I am in utter shock. But I see that Dave's idea is implemented here. The crime occured 3 years ago. I cannot believe that Singapore has any drugs at all!
SYDNEY, Australia -- Singapore hanged young Australian drug smuggler Tuong Van Nguyen at 6 a.m. Friday (2200 GMT Thursday), despite widespread condemnation in Australia.
"The sentence was carried out this morning at Changi Prison," the Home Affairs Ministry said in an e-mailed statement to CNN.
Church bells tolled in Nguyen's home city of Melbourne at 9 a.m. Friday, the scheduled time of his execution. Vigils were held in other Australian cities.
On Thursday, the Australian government had dropped diplomacy and called Singapore's plan to hang Van Nguyen "barbaric."
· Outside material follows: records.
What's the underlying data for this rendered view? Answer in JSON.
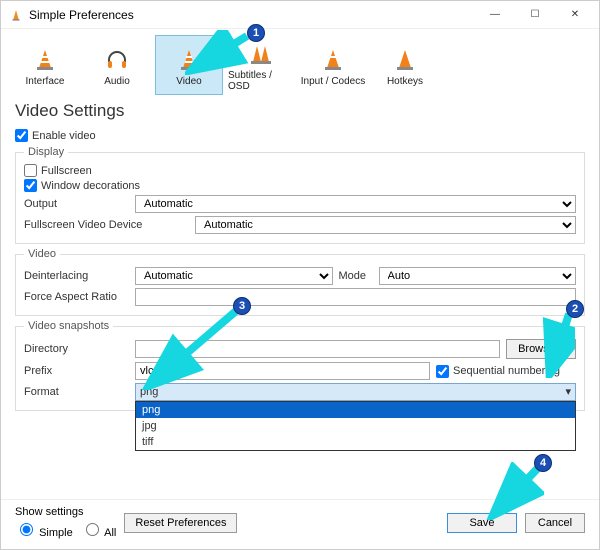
{
  "titlebar": {
    "title": "Simple Preferences"
  },
  "categories": [
    {
      "label": "Interface",
      "icon": "cone"
    },
    {
      "label": "Audio",
      "icon": "headphones"
    },
    {
      "label": "Video",
      "icon": "cone",
      "selected": true
    },
    {
      "label": "Subtitles / OSD",
      "icon": "cone-pair"
    },
    {
      "label": "Input / Codecs",
      "icon": "cone"
    },
    {
      "label": "Hotkeys",
      "icon": "cone"
    }
  ],
  "section_title": "Video Settings",
  "enable_video": {
    "label": "Enable video",
    "checked": true
  },
  "display": {
    "legend": "Display",
    "fullscreen": {
      "label": "Fullscreen",
      "checked": false
    },
    "window_decorations": {
      "label": "Window decorations",
      "checked": true
    },
    "output": {
      "label": "Output",
      "value": "Automatic"
    },
    "fs_device": {
      "label": "Fullscreen Video Device",
      "value": "Automatic"
    }
  },
  "video": {
    "legend": "Video",
    "deinterlacing": {
      "label": "Deinterlacing",
      "value": "Automatic"
    },
    "mode": {
      "label": "Mode",
      "value": "Auto"
    },
    "force_ar": {
      "label": "Force Aspect Ratio",
      "value": ""
    }
  },
  "snapshots": {
    "legend": "Video snapshots",
    "directory": {
      "label": "Directory",
      "value": "",
      "browse": "Browse..."
    },
    "prefix": {
      "label": "Prefix",
      "value": "vlcsnap-",
      "seq": "Sequential numbering",
      "seq_checked": true
    },
    "format": {
      "label": "Format",
      "value": "png",
      "options": [
        "png",
        "jpg",
        "tiff"
      ],
      "open": true,
      "highlight_index": 0,
      "selected_index": 0
    }
  },
  "footer": {
    "show_settings": "Show settings",
    "simple": "Simple",
    "all": "All",
    "mode": "simple",
    "reset": "Reset Preferences",
    "save": "Save",
    "cancel": "Cancel"
  },
  "annotations": [
    {
      "n": "1",
      "target": "video-tab"
    },
    {
      "n": "2",
      "target": "format-arrow"
    },
    {
      "n": "3",
      "target": "format-option-png"
    },
    {
      "n": "4",
      "target": "save-button"
    }
  ]
}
Nguyen's mother, Kim Nguyen, was able to hold hands and touch her son's face during her last visit to see him on Thursday.
An Australian television reporter on the scene at Changi jail told CNN on Friday morning that Nguyen's brother Khoa and friends were allowed into the jail to be close to Nguyen at the time of his execution.
Nguyen was the first Australian executed overseas for 12 years.
Australia had repeatedly sought clemency for Nguyen, 25, who was convicted of smuggling 400 grams (0.9 lb) of heroin from Cambodia through Singapore's Changi airport in 2002.
Attorney-General Philip Ruddock criticized the imposition of the death penalty, especially in Nguyen's case which he said had mitigating circumstances -- Nguyen said he smuggled the drugs to try and pay off loan-shark debts for his brother in Australia.
"It was a mandatory death sentence. We feel most remorseful this is going to happen," Ruddock told Australian television ahead of the apparent execution.
"It's a most unfortunate, barbaric act that is occurring."
In 1986, then-prime minister Bob Hawke caused a huge rift with Malaysia that lasted a decade when he called the hanging that year of two Australian drug smugglers "barbaric."
Singapore is one of Australia's strongest allies in Asia and Australian Prime Minister John Howard has rejected calls for trade and military boycotts over the execution.
Howard did, however, make five personal pleas to Singapore and his foreign and justice ministers also called for clemency. But the city-state stood firm, saying it would not allow Singapore to be used as a transit for illicit drugs.
Many Australians held candle-lit vigils for Nguyen on the eve of his execution,
But a survey showed Australia was divided over the punishment..
A survey by Morgan Poll conducted on Wednesday night showed 47 percent of Australians believed Nguyen should be executed, 46 percent said the death penalty should not be carried out, and seven percent were undecided.
Australia abolished the death penalty decades ago. The last man hanged in Australia was convicted murderer Ronald Ryan who was hanged in a Melbourne prison in 1967.
Ready to die
On Thursday, Nguyen's lawyer, Lex Lasry, told Australian television from Singapore that Nguyen was "ready to die".
"He's in very good shape emotionally, physically, spiritually, and his courage and his fortitude through all this, particularly in the last few weeks, makes our role much easier," said Lasry.
"He has little concern for himself. He has a great insight into his situation and he is, in fact, ready to die," he said.
Some 420 people have been hanged in Singapore since 1991, mostly for drug trafficking, an Amnesty International 2004 report said. That gives the country of 4.4 million people the highest execution rate in the world relative to population.
Opponents of the death penalty say support for capital punishment is weakening around the world. But at least 3,797 people were executed in 2004, according to Amnesty figures, which the group says is the second-highest number recorded since it started monitoring executions 25 years ago.